NaNo is to literature what The X Factor is to music: an entertaining novelty competition that is now threatening to undermine a whole artform because it offers a quick solution to something that demands years of hard work and practice. It's a decent writing exercise that might, if you're lucky, allow you to turn out half of a decent first draft. It's never going to produce the next Tolstoy, although there's a growing number of people who think that the literary world has been waiting on tenterhooks for what they knocked out one November.
Tara Maya has done something of a service to the world by writing this book. She quite deliberately undermines the core ethos of NaNo ("No plot? No problem!") by encouraging writers to actually put some thought into their writing. Most of the other tips - concerning plot, character, setting, genre, pacing and other things that are anathema on the NaNo forums - are things that will be familiar to anyone who's read lots of other writer's guide. That in itself is another neat thing about what Maya does: she takes all the best tips and boils them down into simple, unpatronising, easy-to-follow instructions.
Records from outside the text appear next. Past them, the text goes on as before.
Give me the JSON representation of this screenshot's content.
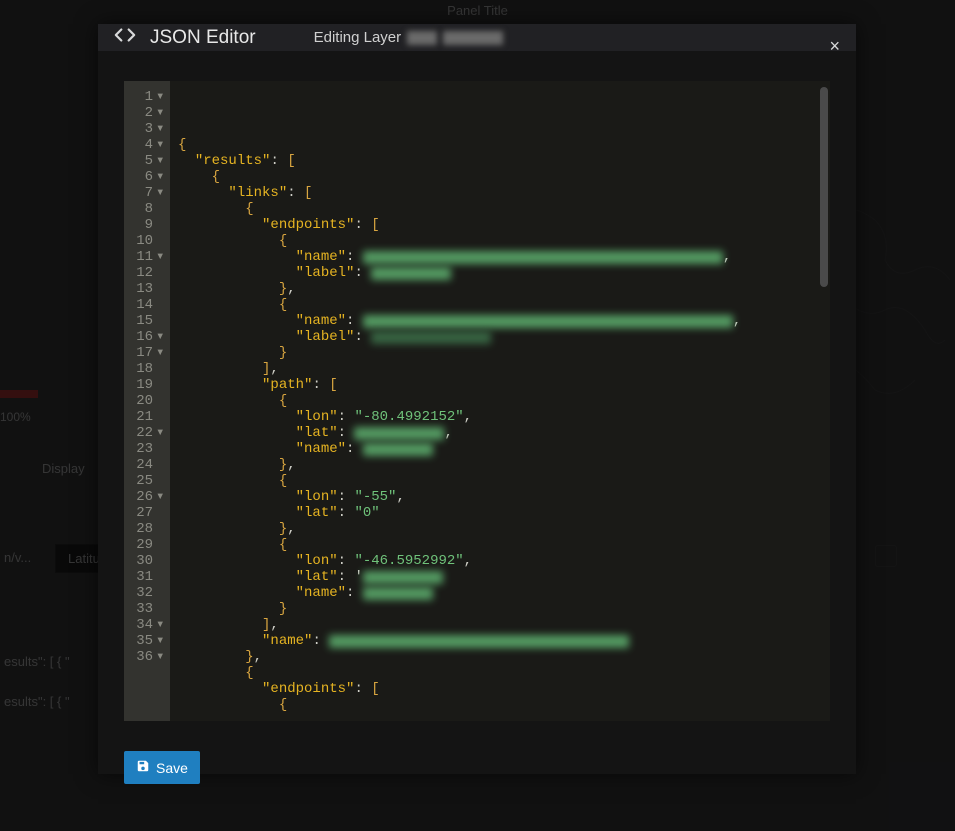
{
  "background": {
    "panel_title": "Panel Title",
    "pct_label": "100%",
    "tab_display": "Display",
    "field_latitude": "Latitude",
    "field_nv": "n/v...",
    "row_prefix": "esults\": [    {    \""
  },
  "modal": {
    "title": "JSON Editor",
    "subtitle_prefix": "Editing Layer",
    "close_label": "×",
    "save_label": "Save"
  },
  "editor": {
    "lines": [
      {
        "n": 1,
        "fold": true,
        "indent": 0,
        "tokens": [
          [
            "brace",
            "{"
          ]
        ]
      },
      {
        "n": 2,
        "fold": true,
        "indent": 1,
        "tokens": [
          [
            "key",
            "\"results\""
          ],
          [
            "colon",
            ": "
          ],
          [
            "brace",
            "["
          ]
        ]
      },
      {
        "n": 3,
        "fold": true,
        "indent": 2,
        "tokens": [
          [
            "brace",
            "{"
          ]
        ]
      },
      {
        "n": 4,
        "fold": true,
        "indent": 3,
        "tokens": [
          [
            "key",
            "\"links\""
          ],
          [
            "colon",
            ": "
          ],
          [
            "brace",
            "["
          ]
        ]
      },
      {
        "n": 5,
        "fold": true,
        "indent": 4,
        "tokens": [
          [
            "brace",
            "{"
          ]
        ]
      },
      {
        "n": 6,
        "fold": true,
        "indent": 5,
        "tokens": [
          [
            "key",
            "\"endpoints\""
          ],
          [
            "colon",
            ": "
          ],
          [
            "brace",
            "["
          ]
        ]
      },
      {
        "n": 7,
        "fold": true,
        "indent": 6,
        "tokens": [
          [
            "brace",
            "{"
          ]
        ]
      },
      {
        "n": 8,
        "fold": false,
        "indent": 7,
        "tokens": [
          [
            "key",
            "\"name\""
          ],
          [
            "colon",
            ": "
          ],
          [
            "blur_g",
            360
          ],
          [
            "punc",
            ","
          ]
        ]
      },
      {
        "n": 9,
        "fold": false,
        "indent": 7,
        "tokens": [
          [
            "key",
            "\"label\""
          ],
          [
            "colon",
            ": "
          ],
          [
            "blur_g",
            80
          ]
        ]
      },
      {
        "n": 10,
        "fold": false,
        "indent": 6,
        "tokens": [
          [
            "brace",
            "}"
          ],
          [
            "punc",
            ","
          ]
        ]
      },
      {
        "n": 11,
        "fold": true,
        "indent": 6,
        "tokens": [
          [
            "brace",
            "{"
          ]
        ]
      },
      {
        "n": 12,
        "fold": false,
        "indent": 7,
        "tokens": [
          [
            "key",
            "\"name\""
          ],
          [
            "colon",
            ": "
          ],
          [
            "blur_g",
            370
          ],
          [
            "punc",
            ","
          ]
        ]
      },
      {
        "n": 13,
        "fold": false,
        "indent": 7,
        "tokens": [
          [
            "key",
            "\"label\""
          ],
          [
            "colon",
            ": "
          ],
          [
            "blur_d",
            120
          ]
        ]
      },
      {
        "n": 14,
        "fold": false,
        "indent": 6,
        "tokens": [
          [
            "brace",
            "}"
          ]
        ]
      },
      {
        "n": 15,
        "fold": false,
        "indent": 5,
        "tokens": [
          [
            "brace",
            "]"
          ],
          [
            "punc",
            ","
          ]
        ]
      },
      {
        "n": 16,
        "fold": true,
        "indent": 5,
        "tokens": [
          [
            "key",
            "\"path\""
          ],
          [
            "colon",
            ": "
          ],
          [
            "brace",
            "["
          ]
        ]
      },
      {
        "n": 17,
        "fold": true,
        "indent": 6,
        "tokens": [
          [
            "brace",
            "{"
          ]
        ]
      },
      {
        "n": 18,
        "fold": false,
        "indent": 7,
        "tokens": [
          [
            "key",
            "\"lon\""
          ],
          [
            "colon",
            ": "
          ],
          [
            "str",
            "\"-80.4992152\""
          ],
          [
            "punc",
            ","
          ]
        ]
      },
      {
        "n": 19,
        "fold": false,
        "indent": 7,
        "tokens": [
          [
            "key",
            "\"lat\""
          ],
          [
            "colon",
            ": "
          ],
          [
            "blur_g",
            90
          ],
          [
            "punc",
            ","
          ]
        ]
      },
      {
        "n": 20,
        "fold": false,
        "indent": 7,
        "tokens": [
          [
            "key",
            "\"name\""
          ],
          [
            "colon",
            ": "
          ],
          [
            "blur_g",
            70
          ]
        ]
      },
      {
        "n": 21,
        "fold": false,
        "indent": 6,
        "tokens": [
          [
            "brace",
            "}"
          ],
          [
            "punc",
            ","
          ]
        ]
      },
      {
        "n": 22,
        "fold": true,
        "indent": 6,
        "tokens": [
          [
            "brace",
            "{"
          ]
        ]
      },
      {
        "n": 23,
        "fold": false,
        "indent": 7,
        "tokens": [
          [
            "key",
            "\"lon\""
          ],
          [
            "colon",
            ": "
          ],
          [
            "str",
            "\"-55\""
          ],
          [
            "punc",
            ","
          ]
        ]
      },
      {
        "n": 24,
        "fold": false,
        "indent": 7,
        "tokens": [
          [
            "key",
            "\"lat\""
          ],
          [
            "colon",
            ": "
          ],
          [
            "str",
            "\"0\""
          ]
        ]
      },
      {
        "n": 25,
        "fold": false,
        "indent": 6,
        "tokens": [
          [
            "brace",
            "}"
          ],
          [
            "punc",
            ","
          ]
        ]
      },
      {
        "n": 26,
        "fold": true,
        "indent": 6,
        "tokens": [
          [
            "brace",
            "{"
          ]
        ]
      },
      {
        "n": 27,
        "fold": false,
        "indent": 7,
        "tokens": [
          [
            "key",
            "\"lon\""
          ],
          [
            "colon",
            ": "
          ],
          [
            "str",
            "\"-46.5952992\""
          ],
          [
            "punc",
            ","
          ]
        ]
      },
      {
        "n": 28,
        "fold": false,
        "indent": 7,
        "tokens": [
          [
            "key",
            "\"lat\""
          ],
          [
            "colon",
            ": "
          ],
          [
            "punc",
            "'"
          ],
          [
            "blur_g",
            80
          ]
        ]
      },
      {
        "n": 29,
        "fold": false,
        "indent": 7,
        "tokens": [
          [
            "key",
            "\"name\""
          ],
          [
            "colon",
            ": "
          ],
          [
            "blur_g",
            70
          ]
        ]
      },
      {
        "n": 30,
        "fold": false,
        "indent": 6,
        "tokens": [
          [
            "brace",
            "}"
          ]
        ]
      },
      {
        "n": 31,
        "fold": false,
        "indent": 5,
        "tokens": [
          [
            "brace",
            "]"
          ],
          [
            "punc",
            ","
          ]
        ]
      },
      {
        "n": 32,
        "fold": false,
        "indent": 5,
        "tokens": [
          [
            "key",
            "\"name\""
          ],
          [
            "colon",
            ": "
          ],
          [
            "blur_g",
            300
          ]
        ]
      },
      {
        "n": 33,
        "fold": false,
        "indent": 4,
        "tokens": [
          [
            "brace",
            "}"
          ],
          [
            "punc",
            ","
          ]
        ]
      },
      {
        "n": 34,
        "fold": true,
        "indent": 4,
        "tokens": [
          [
            "brace",
            "{"
          ]
        ]
      },
      {
        "n": 35,
        "fold": true,
        "indent": 5,
        "tokens": [
          [
            "key",
            "\"endpoints\""
          ],
          [
            "colon",
            ": "
          ],
          [
            "brace",
            "["
          ]
        ]
      },
      {
        "n": 36,
        "fold": true,
        "indent": 6,
        "tokens": [
          [
            "brace",
            "{"
          ]
        ]
      }
    ]
  }
}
She also backs them up with stories of her own writing experiences, which is bloody rare in this type of book, and constantly drills in the message that you just need to keep working at it.
Ultimately, that's the only advice that's ever helped any writer. Write lots, read lots, edit, edit, edit, listen to feedback, and write lots more. NaNo is a great way to practice but being a writer is an all year round job. Maya's book is sneakily encouraging NaNoers to do just that. Well played.